Chiede sanzioni alla Turchia e aiuti ai curdi impegnati nel Nord della Siria. Maria Edgarda Marcucci, 28 anni, ha militato nell’Unità di protezione delle donne (Ypj) al fianco di combattenti curde e non. Martedì tornerà in tribunale insieme a Paolo Andolina e a Jacopo Bindi: la Digos della questura di Torino e la procura hanno chiesto che il Tribunale applichi la sorveglianza speciale contro di loro perché sono considerati socialmente pericolosi. Intanto il loro pensiero, però, è concentrato a quanto sta avvenendo nel Nord della Siria e a quel popolo che hanno conosciuto da vicino. “Si possono applicare nell’immediato delle sanzioni, sospendere gli armamenti alla Turchia, anche se non è abbastanza, cambiare la direzione della fornitura di armi, sostenere le Forze siriane democratiche e garantire da parte della Nato la chiusura dello spazio aereo – ha spiegato stamattina Marcucci – Abbiano visto nelle battaglie di Kobane e Afrin che la determinazione può fare la differenza, ma di fronte a un bombardamento aereo c’è poco da fare”. Per questo chiede anche di “mettere in discussione l’alleanza atlantica”: “Se la maggior parte dei membri della Nato la mettono in discussione, allora la Turchia si trova isolata”, aggiunge la 28enne.

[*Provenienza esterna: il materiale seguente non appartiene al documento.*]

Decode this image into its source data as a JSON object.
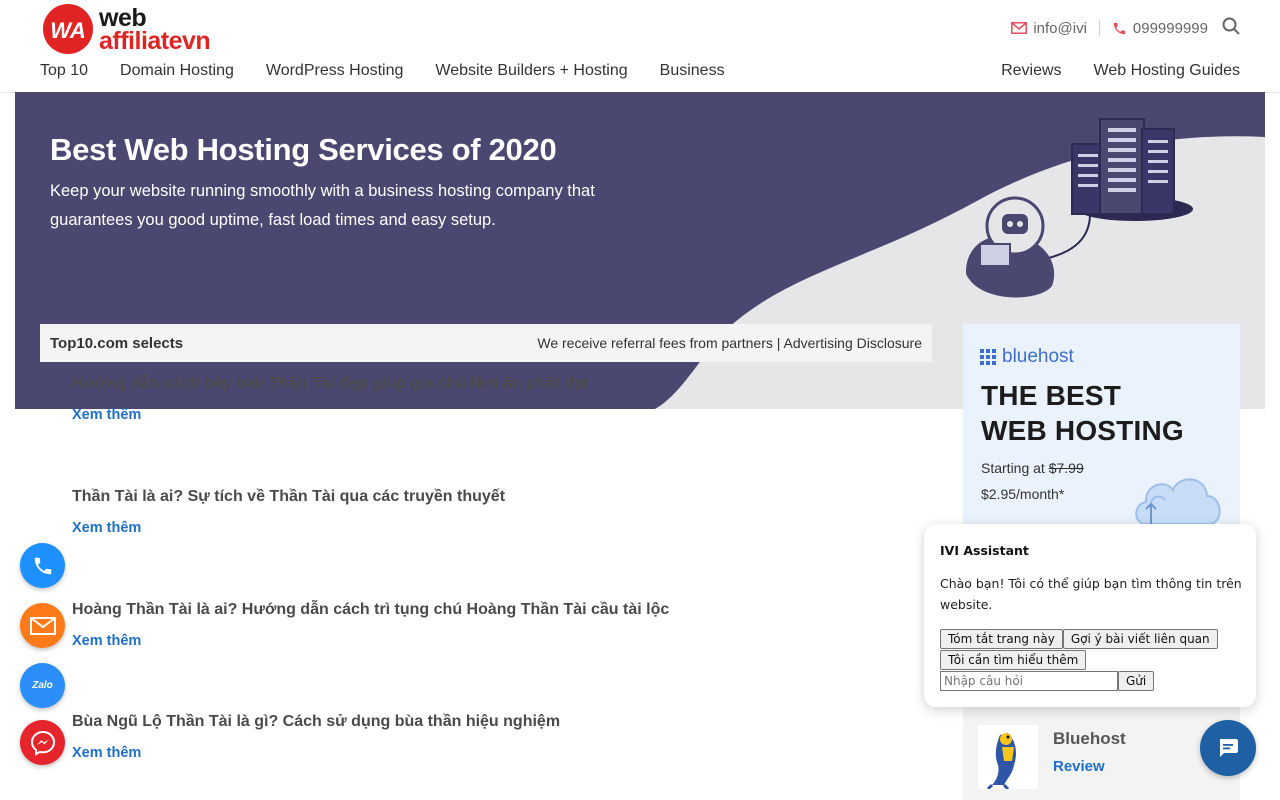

“È un attacco ingiustificato e preannuncia una sostituzione etnica – ribadisce Bindi, 33 anni -. Almeno 800 jihadisti hanno potuto scappare grazie a questi attacchi e lo Stato islamico sta riprendendo forza e sta riprendendo delle iniziative offensive verso la popolazione civile. Di fronte a questo scenario assistiamo a una sostanziale passività delle forze occidentali. Nessuno Stato europeo, né gli Stati Uniti o altri Paesi occidentali è stato in grado di proteggere la popolazione siriana e un progetto politico e sociale che ha sconfitto lo Stato islamico ed è l’unica proposta secolare, di democrazia e parità uomo-donna nel Medio Oriente”. “La gravità dell’inazione europea fa sì che le uniche forze progressiste debbano riallacciare i contatti con gli Stati autoritari che sono la fonte del problema – aggiunge Davide Grasso, un ex combattente, commentando il supporto fornito dall’esercito siriano di Bashar al-Assad ai curdi – Qui si tratta di difendere milioni di persone ed evitare una pulizia etnica”. Per questo parla di un accordo fatto “obtorto collo”.

Bindi ha fatto il volontario in un’organizzazione civile curda nel Rojava, mentre gli altri hanno imbracciato le armi, Marcucci nella Ypj, gli uomini nell’Unità di protezione del popolo. Per questa ragione la Digos della questura di Torino e la procura avevano chiesto la sorveglianza speciale per cinque “antagonisti” torinesi (al loro nome si aggiunge anche quello di Fabrizio Maniero). A giugno, però, i giudici bocciavano la richiesta fatta nei confronti di Grasso e Maniero e chiedevano un approfondimento su Andolina, Bindi e Marcucci. “Si tratta di capire se abbiamo utilizzato competenze militari nel distribuire volantini o nel festeggiare il capodanno fuori dal carcere”, dice Marcucci facendo riferimento ad alcune delle denunce più recenti contro di loro. “Se questa misura dovesse passare noi non potremmo vivere o passare per Torino per due anni, anche chi è nato o cresciuto qui, ci verrebbe ritirato il passaporto e la patente, non potremmo vedere più di due persone alla volta e ci verrebbe impedito di partecipare a qualsiasi riunione o anche soltanto andare al bar a prendere un caffè – ha riassunto Andolina, 28 anni – Se venissero violate rischieremmo fino a cinque anni di prigione”.

Al fianco dei tre “preposti” (così vengono definite le persone verso le quali è stata proposta una sorveglianza speciale) si sono schierati anche due professori dell’Università di Torino, la costituzionalista Alessandra Algostino e Gianfranco Ragona, docente di Scienze politiche. “È difficile separare quanto sta succedendo qui da quanto sta accadendo in questi giorni – ha spiegato quest’ultimo – La Turchia fa parte della Nato e lo Stato potrebbe farsi sentire di più. Il rischio è che lo Stato possa farsi sentire in una maniera diversa. Davanti al massacro in corso procederà attraverso un tribunale”.